Kapitel 2

Feuer!

Bertram, Pomme de Terre und Gruyère waren ein paar Häuser weiter im Schutz eines Laternenpfahls stehen geblieben und starrten hinüber zu einem Restaurant, über dem in goldenen Buchstaben Pizzeria Francesco stand. Picandou folgte ihrem Blick und erschrak: Hinter den Schaufensterscheiben züngelten gelbe Flammen! Der ganze Raum brannte lichterloh.

Die Feuerwehrmänner hatten inzwischen den Schlauch angeschlossen und rollten ihn aus. Das blaue Licht auf ihren Autos zuckte immer noch geisterhaft über die Hauswände und mischte sich mit dem warmen Schein des Feuers, das nun immer heller und heller hinter den Scheiben aufloderte.

Gerade hatte Picandou die anderen erreicht, als ein lauter Knall die Stille zerriss. Die Scheiben waren geplatzt und unzählige Splitter flogen durch die Luft.

Eine Scherbe zischte so dicht an Picandous Kopf vorbei, dass sie ihm fast die Barthaare abrasiert hätte.

Der graue Mäuserich erstarrte und stieß einen entsetzten Fiepser aus. »Weg hier!«, quietschte er heiser.

Der erste Wasserstrahl traf die Flammen und eine dichte Rauchwolke quoll aus dem Laden.

Der scharfe, ätzende Qualm umhüllte die Muskeltiere und verschlug ihnen fast den Atem. Sie fingen an zu husten.

»Schnell nach Hause!«, keuchte Pomme de Terre. »Sonst ersticken wir noch.«

Sie hasteten den Bürgersteig entlang, doch plötzlich bremste Bertram so scharf ab, dass Picandou über seine Füße purzelte. »Zu spät!«, rief er und deutete erregt auf die vielen Menschen, die jetzt aus den Hauseingängen traten. Sie trugen Bademäntel über ihren Schlafanzügen und starrten hinüber zum Restaurant. Das Heulen der Sirenen musste sie geweckt haben.

»Da kommen wir niemals unbemerkt durch«, japste Gruyère.

»Schaut mal, da is’ ja Frau Fröhlich«, flüsterte Pomme de Terre und deutete auf eine kleine Frau in einem rosa geblümten Bademantel. Sie humpelte gerade aus der Toreinfahrt und starrte ängstlich auf die Flammen.

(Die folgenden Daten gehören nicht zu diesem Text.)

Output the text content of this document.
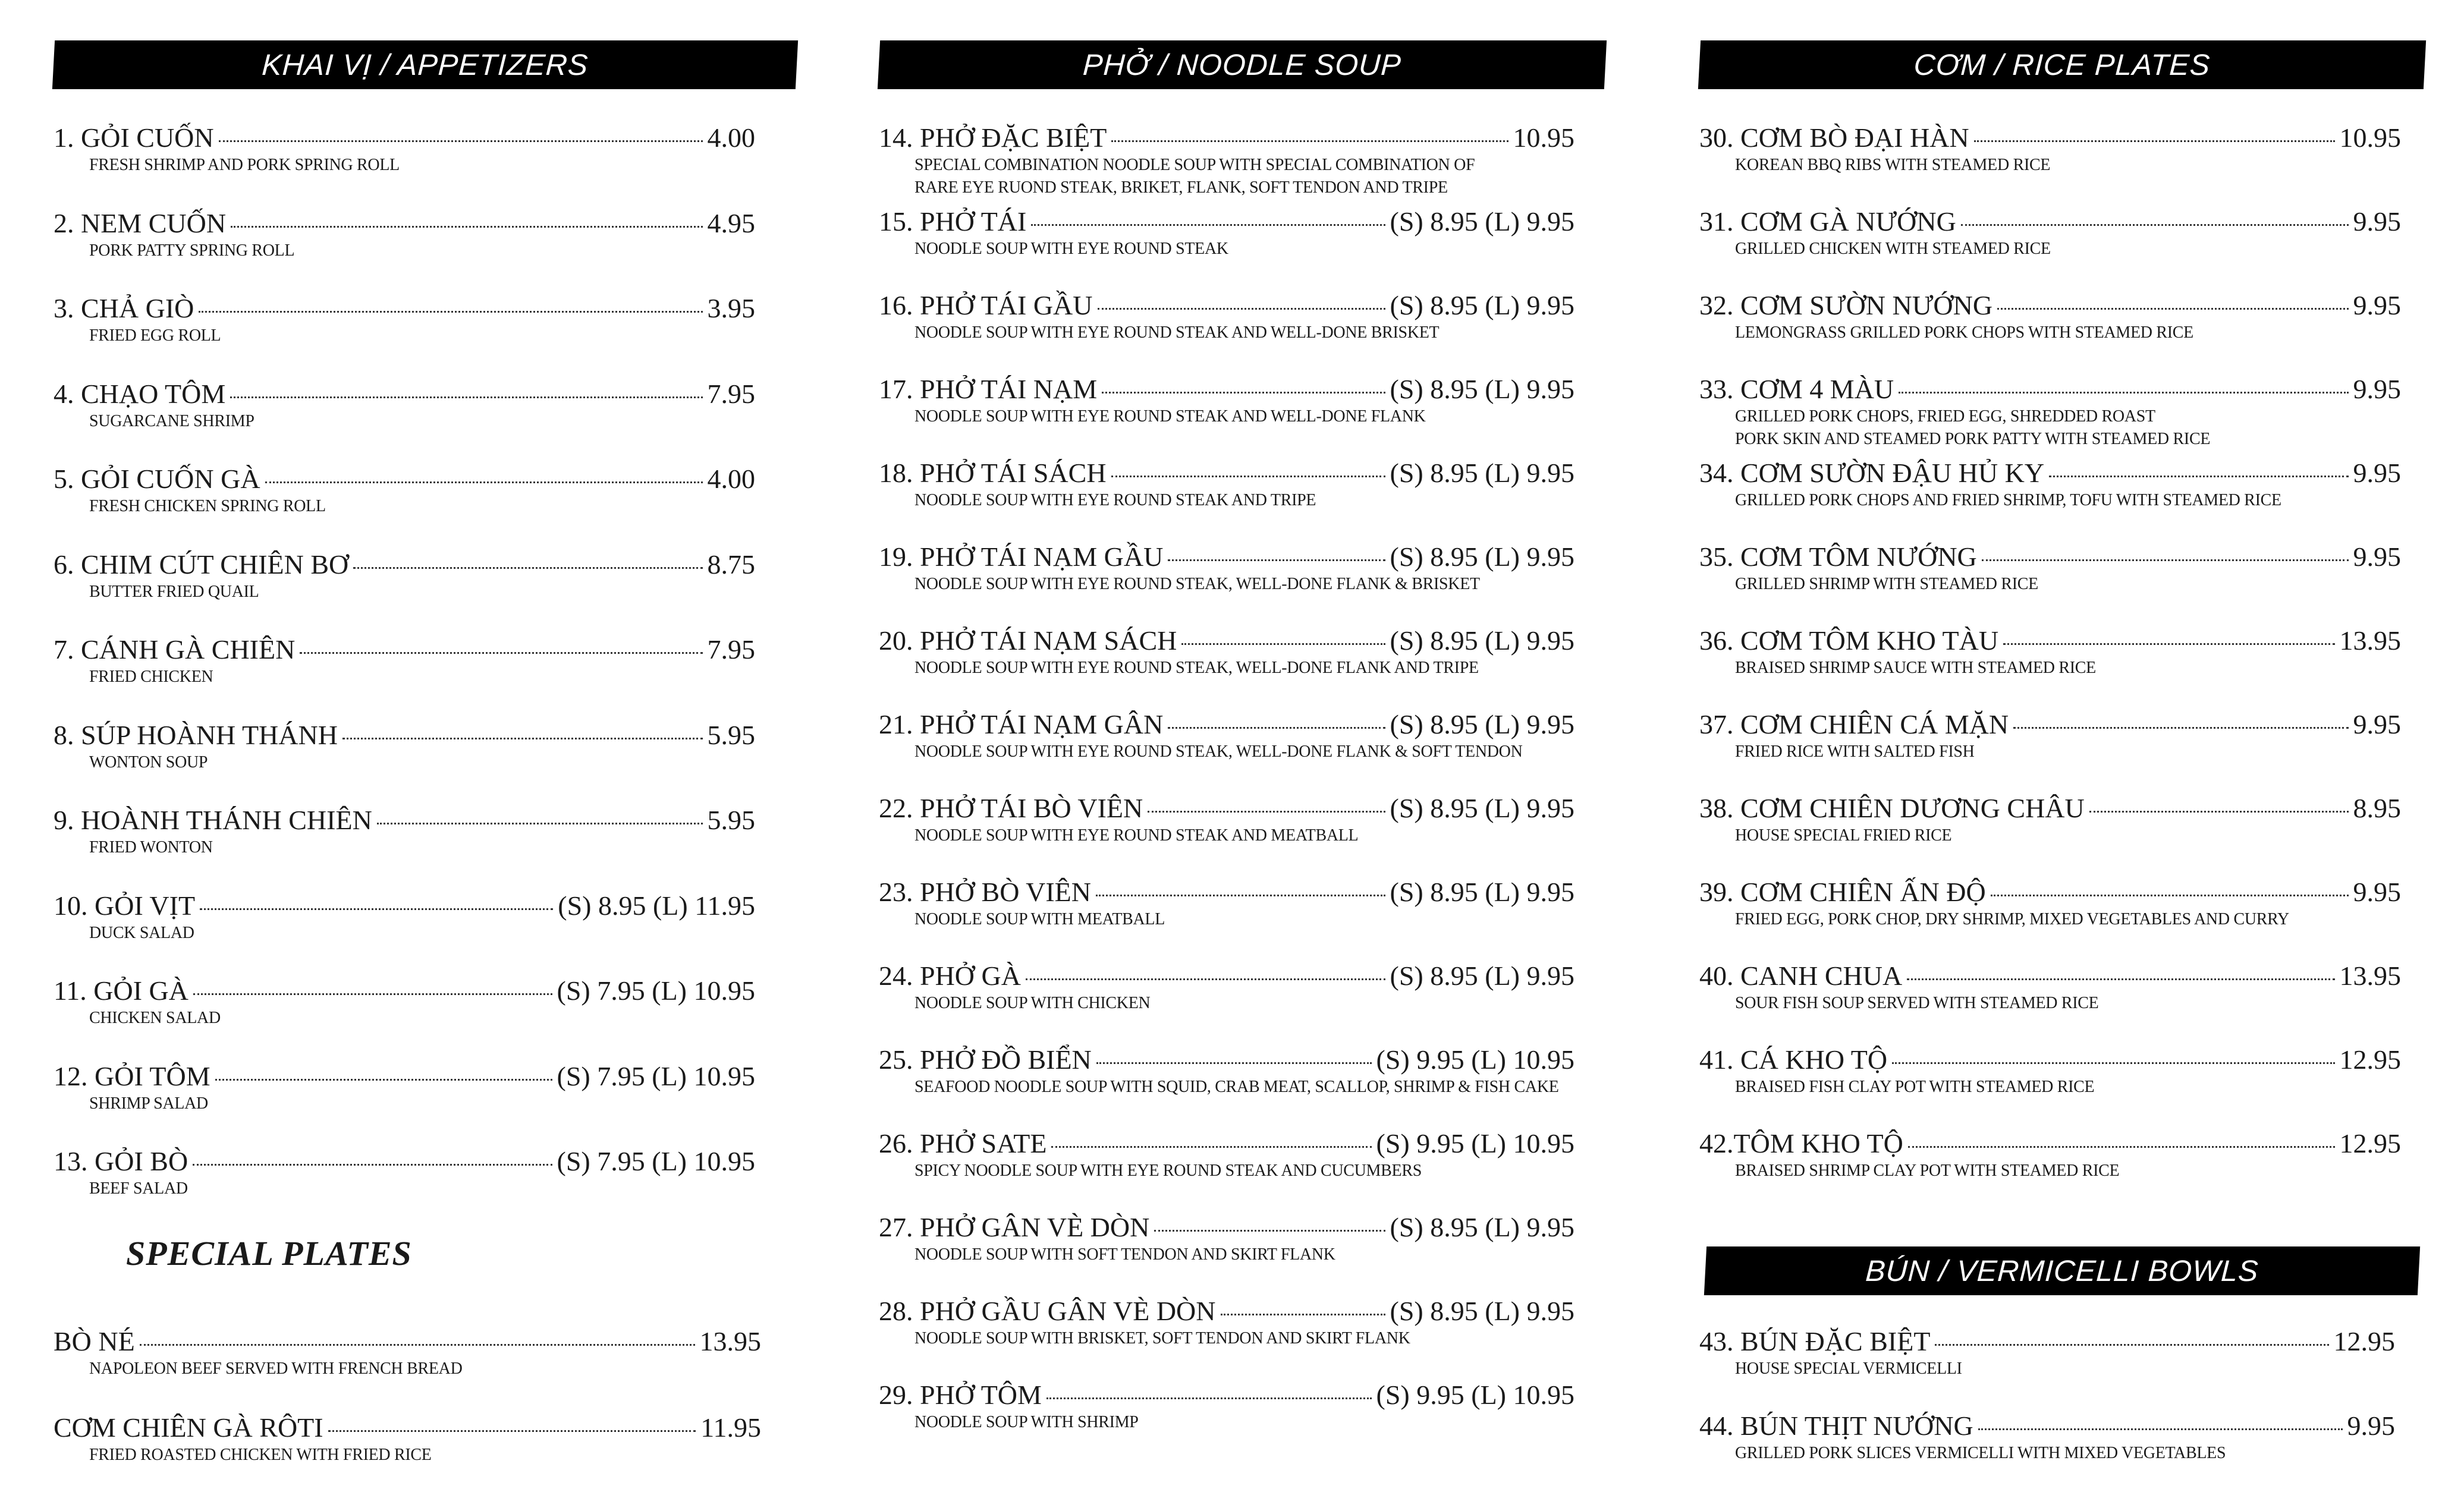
KHAI VỊ / APPETIZERS
1. GỎI CUỐN	4.00
FRESH SHRIMP AND PORK SPRING ROLL
2. NEM CUỐN	4.95
PORK PATTY SPRING ROLL
3. CHẢ GIÒ	3.95
FRIED EGG ROLL
4. CHẠO TÔM	7.95
SUGARCANE SHRIMP
5. GỎI CUỐN GÀ	4.00
FRESH CHICKEN SPRING ROLL
6. CHIM CÚT CHIÊN BƠ	8.75
BUTTER FRIED QUAIL
7. CÁNH GÀ CHIÊN	7.95
FRIED CHICKEN
8. SÚP HOÀNH THÁNH	5.95
WONTON SOUP
9. HOÀNH THÁNH CHIÊN	5.95
FRIED WONTON
10. GỎI VỊT	(S) 8.95 (L) 11.95
DUCK SALAD
11. GỎI GÀ	(S) 7.95 (L) 10.95
CHICKEN SALAD
12. GỎI TÔM	(S) 7.95 (L) 10.95
SHRIMP SALAD
13. GỎI BÒ	(S) 7.95 (L) 10.95
BEEF SALAD
SPECIAL PLATES
BÒ NÉ	13.95
NAPOLEON BEEF SERVED WITH FRENCH BREAD
CƠM CHIÊN GÀ RÔTI	11.95
FRIED ROASTED CHICKEN WITH FRIED RICE
PHỞ / NOODLE SOUP
14. PHỞ ĐẶC BIỆT	10.95
SPECIAL COMBINATION NOODLE SOUP WITH SPECIAL COMBINATION OF
RARE EYE RUOND STEAK, BRIKET, FLANK, SOFT TENDON AND TRIPE
15. PHỞ TÁI	(S) 8.95 (L) 9.95
NOODLE SOUP WITH EYE ROUND STEAK
16. PHỞ TÁI GẦU	(S) 8.95 (L) 9.95
NOODLE SOUP WITH EYE ROUND STEAK AND WELL-DONE BRISKET
17. PHỞ TÁI NẠM	(S) 8.95 (L) 9.95
NOODLE SOUP WITH EYE ROUND STEAK AND WELL-DONE FLANK
18. PHỞ TÁI SÁCH	(S) 8.95 (L) 9.95
NOODLE SOUP WITH EYE ROUND STEAK AND TRIPE
19. PHỞ TÁI NẠM GẦU	(S) 8.95 (L) 9.95
NOODLE SOUP WITH EYE ROUND STEAK, WELL-DONE FLANK & BRISKET
20. PHỞ TÁI NẠM SÁCH	(S) 8.95 (L) 9.95
NOODLE SOUP WITH EYE ROUND STEAK, WELL-DONE FLANK AND TRIPE
21. PHỞ TÁI NẠM GÂN	(S) 8.95 (L) 9.95
NOODLE SOUP WITH EYE ROUND STEAK, WELL-DONE FLANK & SOFT TENDON
22. PHỞ TÁI BÒ VIÊN	(S) 8.95 (L) 9.95
NOODLE SOUP WITH EYE ROUND STEAK AND MEATBALL
23. PHỞ BÒ VIÊN	(S) 8.95 (L) 9.95
NOODLE SOUP WITH MEATBALL
24. PHỞ GÀ	(S) 8.95 (L) 9.95
NOODLE SOUP WITH CHICKEN
25. PHỞ ĐỒ BIỂN	(S) 9.95 (L) 10.95
SEAFOOD NOODLE SOUP WITH SQUID, CRAB MEAT, SCALLOP, SHRIMP & FISH CAKE
26. PHỞ SATE	(S) 9.95 (L) 10.95
SPICY NOODLE SOUP WITH EYE ROUND STEAK AND CUCUMBERS
27. PHỞ GÂN VÈ DÒN	(S) 8.95 (L) 9.95
NOODLE SOUP WITH SOFT TENDON AND SKIRT FLANK
28. PHỞ GẦU GÂN VÈ DÒN	(S) 8.95 (L) 9.95
NOODLE SOUP WITH BRISKET, SOFT TENDON AND SKIRT FLANK
29. PHỞ TÔM	(S) 9.95 (L) 10.95
NOODLE SOUP WITH SHRIMP
CƠM / RICE PLATES
30. CƠM BÒ ĐẠI HÀN	10.95
KOREAN BBQ RIBS WITH STEAMED RICE
31. CƠM GÀ NƯỚNG	9.95
GRILLED CHICKEN WITH STEAMED RICE
32. CƠM SƯỜN NƯỚNG	9.95
LEMONGRASS GRILLED PORK CHOPS WITH STEAMED RICE
33. CƠM 4 MÀU	9.95
GRILLED PORK CHOPS, FRIED EGG, SHREDDED ROAST
PORK SKIN AND STEAMED PORK PATTY WITH STEAMED RICE
34. CƠM SƯỜN ĐẬU HỦ KY	9.95
GRILLED PORK CHOPS AND FRIED SHRIMP, TOFU WITH STEAMED RICE
35. CƠM TÔM NƯỚNG	9.95
GRILLED SHRIMP WITH STEAMED RICE
36. CƠM TÔM KHO TÀU	13.95
BRAISED SHRIMP SAUCE WITH STEAMED RICE
37. CƠM CHIÊN CÁ MẶN	9.95
FRIED RICE WITH SALTED FISH
38. CƠM CHIÊN DƯƠNG CHÂU	8.95
HOUSE SPECIAL FRIED RICE
39. CƠM CHIÊN ẤN ĐỘ	9.95
FRIED EGG, PORK CHOP, DRY SHRIMP, MIXED VEGETABLES AND CURRY
40. CANH CHUA	13.95
SOUR FISH SOUP SERVED WITH STEAMED RICE
41. CÁ KHO TỘ	12.95
BRAISED FISH CLAY POT WITH STEAMED RICE
42.TÔM KHO TỘ	12.95
BRAISED SHRIMP CLAY POT WITH STEAMED RICE
BÚN / VERMICELLI BOWLS
43. BÚN ĐẶC BIỆT	12.95
HOUSE SPECIAL VERMICELLI
44. BÚN THỊT NƯỚNG	9.95
GRILLED PORK SLICES VERMICELLI WITH MIXED VEGETABLES
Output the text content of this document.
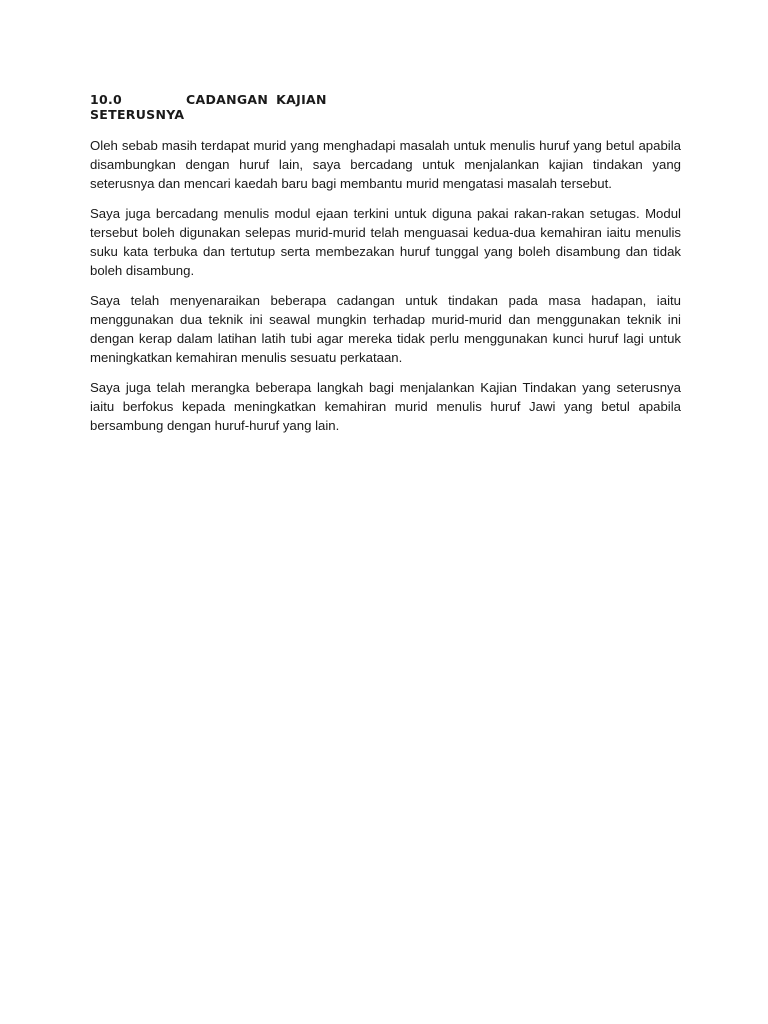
10.0	CADANGAN KAJIAN
SETERUSNYA

Oleh sebab masih terdapat murid yang menghadapi masalah untuk menulis huruf yang betul apabila disambungkan dengan huruf lain, saya bercadang untuk menjalankan kajian tindakan yang seterusnya dan mencari kaedah baru bagi membantu murid mengatasi masalah tersebut.

Saya juga bercadang menulis modul ejaan terkini untuk diguna pakai rakan-rakan setugas. Modul tersebut boleh digunakan selepas murid-murid telah menguasai kedua-dua kemahiran iaitu menulis suku kata terbuka dan tertutup serta membezakan huruf tunggal yang boleh disambung dan tidak boleh disambung.

Saya telah menyenaraikan beberapa cadangan untuk tindakan pada masa hadapan, iaitu menggunakan dua teknik ini seawal mungkin terhadap murid-murid dan menggunakan teknik ini dengan kerap dalam latihan latih tubi agar mereka tidak perlu menggunakan kunci huruf lagi untuk meningkatkan kemahiran menulis sesuatu perkataan.

Saya juga telah merangka beberapa langkah bagi menjalankan Kajian Tindakan yang seterusnya iaitu berfokus kepada meningkatkan kemahiran murid menulis huruf Jawi yang betul apabila bersambung dengan huruf-huruf yang lain.
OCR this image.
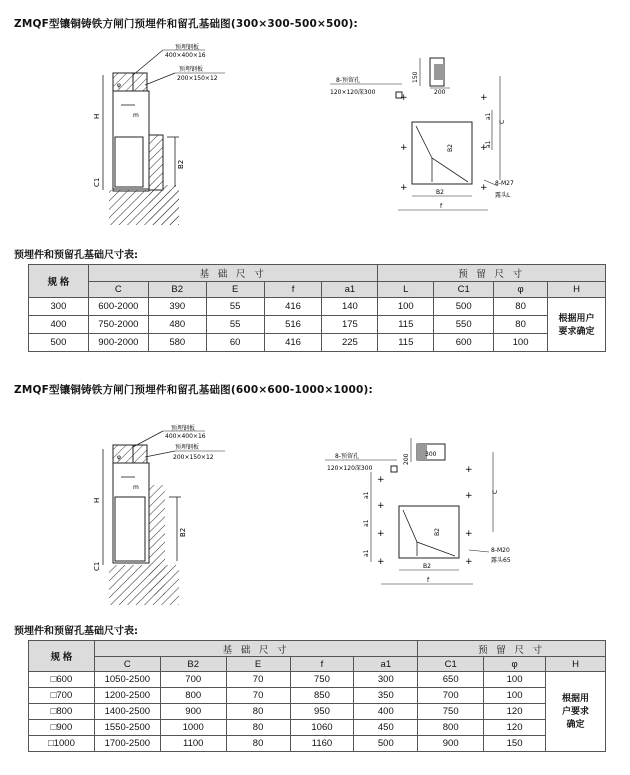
ZMQF型镶铜铸铁方闸门预埋件和留孔基础图(300×300-500×500):
预埋钢板
400×400×16
预埋钢板
200×150×12
H
C1
B2
m
φ
150
200
8-预留孔
120×120深300
B2
+	+
+	+
+	+
C
a1
a1
B2
f
8-M27
露头L
预埋件和预留孔基础尺寸表:
规 格	基 础 尺 寸					预 留 尺 寸			
	C	B2	E	f	a1	L	C1	φ	H
300	600-2000	390	55	416	140	100	500	80	根据用户要求确定
400	750-2000	480	55	516	175	115	550	80	
500	900-2000	580	60	416	225	115	600	100	
ZMQF型镶铜铸铁方闸门预埋件和留孔基础图(600×600-1000×1000):
预埋钢板
400×400×16
预埋钢板
200×150×12
H
C1
B2
m
φ	200	300
8-预留孔
120×120深300
B2
+
+
+
+
+	+
+	+
a1
a1
a1
C
B2
f
8-M20
露头65
预埋件和预留孔基础尺寸表:
规 格	基 础 尺 寸					预 留 尺 寸		
	C	B2	E	f	a1	C1	φ	H
□600	1050-2500	700	70	750	300	650	100	根据用户要求确定
□700	1200-2500	800	70	850	350	700	100	
□800	1400-2500	900	80	950	400	750	120	
□900	1550-2500	1000	80	1060	450	800	120	
□1000	1700-2500	1100	80	1160	500	900	150	
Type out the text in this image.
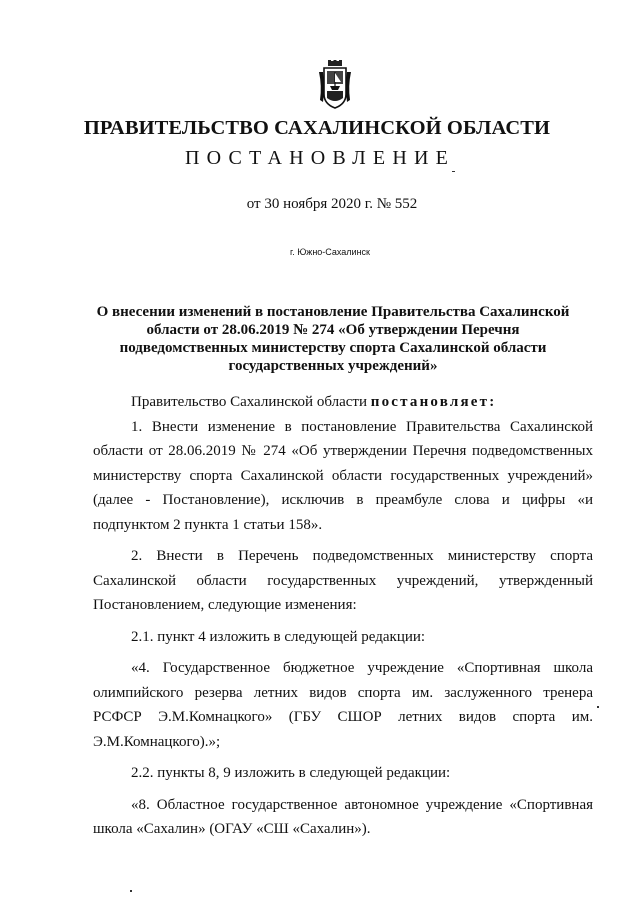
ПРАВИТЕЛЬСТВО САХАЛИНСКОЙ ОБЛАСТИ
ПОСТАНОВЛЕНИЕ
от 30 ноября 2020 г. № 552
г. Южно-Сахалинск
О внесении изменений в постановление Правительства Сахалинской
области от 28.06.2019 № 274 «Об утверждении Перечня
подведомственных министерству спорта Сахалинской области
государственных учреждений»

Правительство Сахалинской области постановляет:

1. Внести изменение в постановление Правительства Сахалинской области от 28.06.2019 № 274 «Об утверждении Перечня подведомственных министерству спорта Сахалинской области государственных учреждений» (далее - Постановление), исключив в преамбуле слова и цифры «и подпунктом 2 пункта 1 статьи 158».

2. Внести в Перечень подведомственных министерству спорта Сахалинской области государственных учреждений, утвержденный Постановлением, следующие изменения:

2.1. пункт 4 изложить в следующей редакции:

«4. Государственное бюджетное учреждение «Спортивная школа олимпийского резерва летних видов спорта им. заслуженного тренера РСФСР Э.М.Комнацкого» (ГБУ СШОР летних видов спорта им. Э.М.Комнацкого).»;

2.2. пункты 8, 9 изложить в следующей редакции:

«8. Областное государственное автономное учреждение «Спортивная школа «Сахалин» (ОГАУ «СШ «Сахалин»).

»Na toll! Den Müllsack können wir für heute vergessen.« Picandou warf Bertram einen grimmigen Blick zu. »Das war mal wieder eine Spitzenidee von dir. Du siehst doch, hier gibt’s überhaupt niemanden zu retten.« Er schnaubte verächtlich.

»Das konnte man ja vorher nun wirklich nicht ahnen …«, murmelte Bertram entschuldigend.

»Lasst uns lieber überlegen, was wir jetzt machen, anstatt zu streiten«, unterbrach Gruyère sanft.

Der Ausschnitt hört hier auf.